One of the reasons for individuals to form organizations is to achieve common goals
(Coleman, 1994). Throughout the 20th century, organizations have mainly been seen as
hierarchical structures (Simon, 1947; March & Simon, 1958; Cyert & March, 1963). Under
the influence of information technology and increasingly volatile environments,
organizational structures are becoming flatter, offering more opportunities for collaborations within companies (e.g. Zammuto et al., 2007). In research, such non-hierarchical structures are connected to innovation and improved performance (Wang et al., 2014). This development attracts attention to the processes used by non-hierarchical organizations. Understanding of these communities will shed light on how the non-hierarchical practices can be best adapted to virtual teams of hierarchical organizations. I study teams emerging in the StackOverflow network and investigate the knowledge structures within these teams.

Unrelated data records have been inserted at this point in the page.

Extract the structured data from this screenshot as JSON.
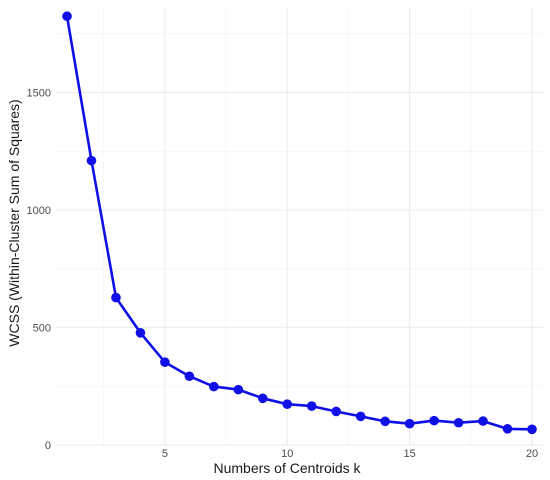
{
  "chart_data": {
    "type": "line",
    "title": "",
    "xlabel": "Numbers of Centroids k",
    "ylabel": "WCSS (Within-Cluster Sum of Squares)",
    "x": [
      1,
      2,
      3,
      4,
      5,
      6,
      7,
      8,
      9,
      10,
      11,
      12,
      13,
      14,
      15,
      16,
      17,
      18,
      19,
      20
    ],
    "series": [
      {
        "values": [
          1825,
          1210,
          627,
          477,
          352,
          292,
          248,
          235,
          198,
          173,
          165,
          142,
          121,
          100,
          90,
          103,
          94,
          101,
          68,
          66
        ]
      }
    ],
    "x_ticks": [
      5,
      10,
      15,
      20
    ],
    "y_ticks": [
      0,
      500,
      1000,
      1500
    ],
    "xlim": [
      0.55,
      20.45
    ],
    "ylim": [
      -5,
      1860
    ],
    "grid": true,
    "line_color": "#1010e6",
    "marker_color": "#1010e6"
  }
}
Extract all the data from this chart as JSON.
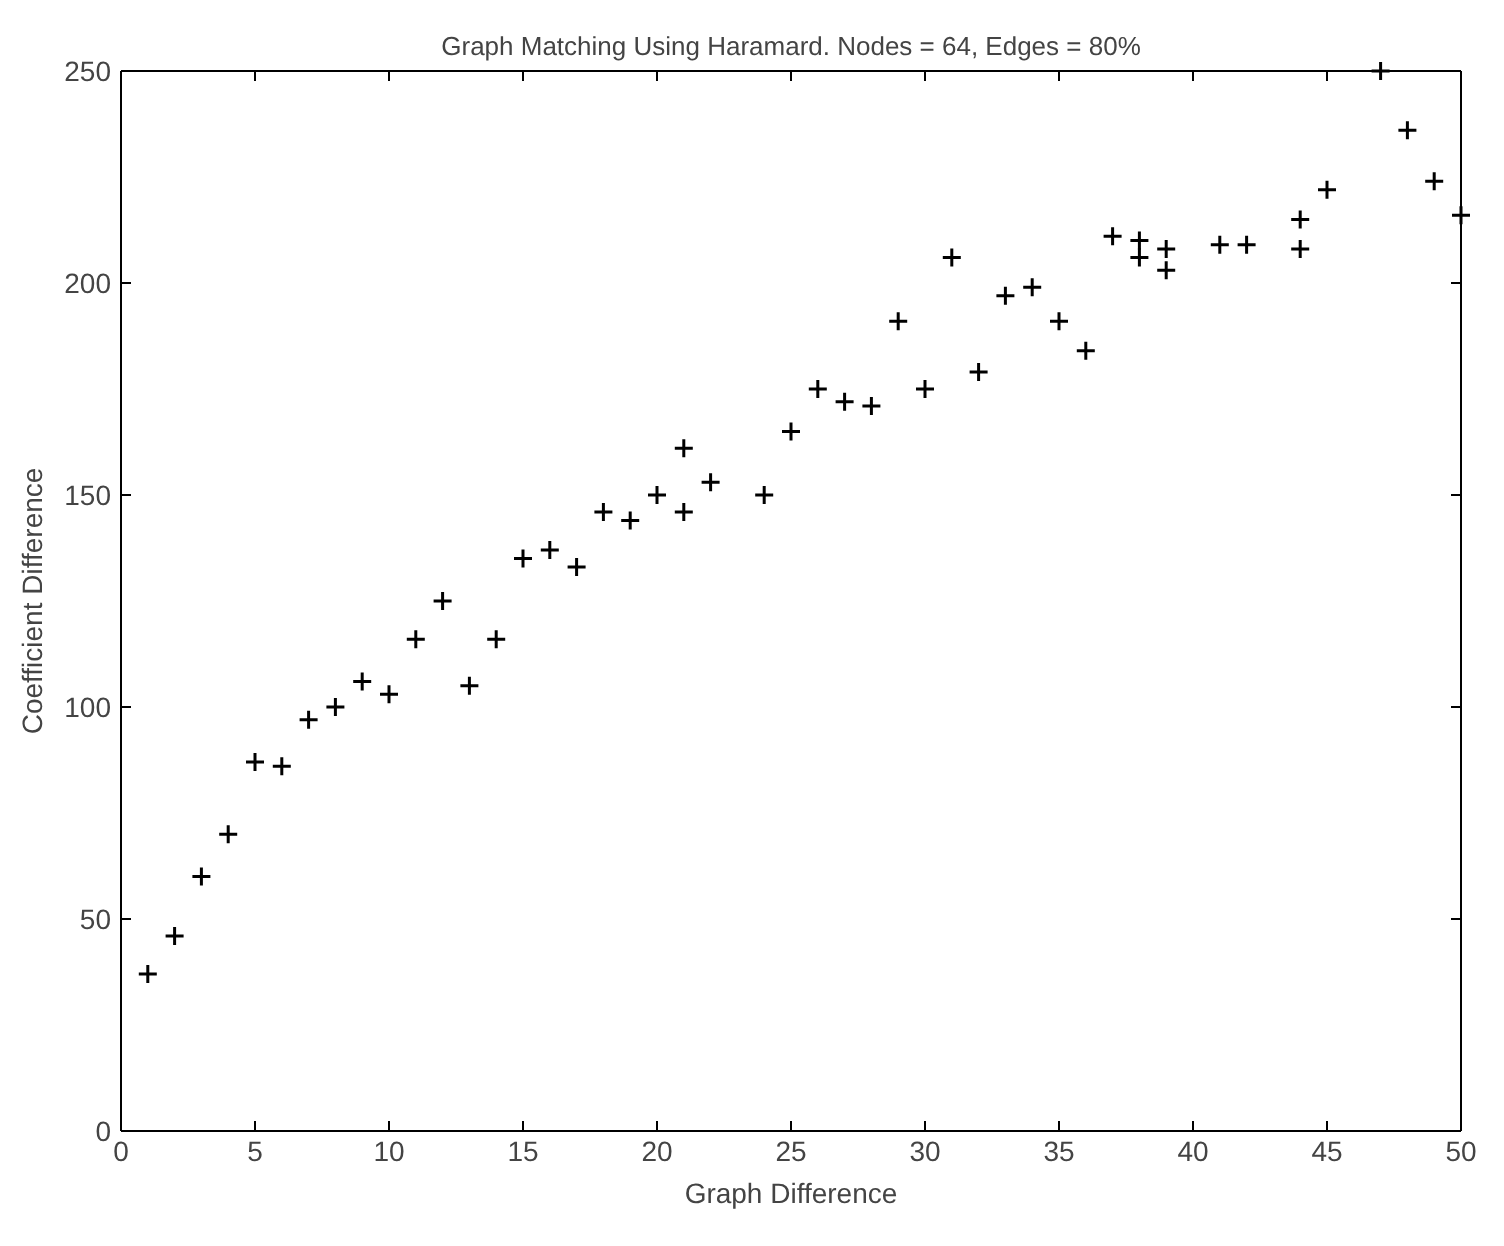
{
  "chart_data": {
    "type": "scatter",
    "title": "Graph Matching Using Haramard. Nodes = 64, Edges = 80%",
    "xlabel": "Graph Difference",
    "ylabel": "Coefficient Difference",
    "x": [
      1,
      2,
      3,
      4,
      5,
      6,
      7,
      8,
      9,
      10,
      11,
      12,
      13,
      14,
      15,
      16,
      17,
      18,
      19,
      20,
      21,
      21,
      22,
      24,
      25,
      26,
      27,
      28,
      29,
      30,
      31,
      32,
      33,
      34,
      35,
      36,
      37,
      38,
      38,
      39,
      39,
      41,
      42,
      44,
      44,
      45,
      47,
      48,
      49,
      50
    ],
    "series": [
      {
        "color": "#000000",
        "values": [
          37,
          46,
          60,
          70,
          87,
          86,
          97,
          100,
          106,
          103,
          116,
          125,
          105,
          116,
          135,
          137,
          133,
          146,
          144,
          150,
          161,
          146,
          153,
          150,
          165,
          175,
          172,
          171,
          191,
          175,
          206,
          179,
          197,
          199,
          191,
          184,
          211,
          210,
          206,
          208,
          203,
          209,
          209,
          215,
          208,
          222,
          250,
          236,
          224,
          216
        ]
      }
    ],
    "xlim": [
      0,
      50
    ],
    "ylim": [
      0,
      250
    ],
    "xticks": [
      0,
      5,
      10,
      15,
      20,
      25,
      30,
      35,
      40,
      45,
      50
    ],
    "yticks": [
      0,
      50,
      100,
      150,
      200,
      250
    ],
    "marker": "cross",
    "grid": false
  }
}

Organizational opportunities for teams range from hierarchical, partially hierarchical
(e.g. shared leadership) to fully non-hierarchical (Mehra et al., 2006). In this paper, I
investigate the teams placed on the latter side of the spectrum - the non-hierarchical selforganized teams. Such teams are of the biggest relevance to the open source project
management research (Crowston & Howison, 2006) as it is common for problem-solving
projects that members are not bounded and are free to leave at any moment. In this paper, I am attempting to answer how teams leverage the community knowledge network for
answering python-related questions. I am looking at the homophily-heterophily of knowledge and the knowledge triads (e.g., forbidden triads) and their effects on the success of provided solutions.
I use StackOverflow data on python questions available on Kaggle (StackOverflow,
2019) and create the knowledge network from the tags associated with each question.
StackOverflow data is a well-known data source for open source knowledge research (see Ye et al., 2016 for an overview). The dataset includes a total of 149177 users (nodes) involved in solving 607282 questions between 2008 and 2016. An edge is created between two users if they are involved in answering questions with the same tag, i.e. they are connected by common knowledge. To evaluate individual positions in the knowledge network, I use the network state before a question was asked. From this, I derive individual positions and the knowledge network of the team answering the question.
Preliminary analysis (as shown in figure 1) shows an overall network that is highly centralized and four types of knowledge networks in teams answering questions. I am
currently working on the analysis of knowledge homophily, heterophily, and team network
structures. I measure the effect of these structures on the success of the question (score), and the distribution of individual answer scores. Furthermore, I plan to extend the analysis to the temporal development of the network.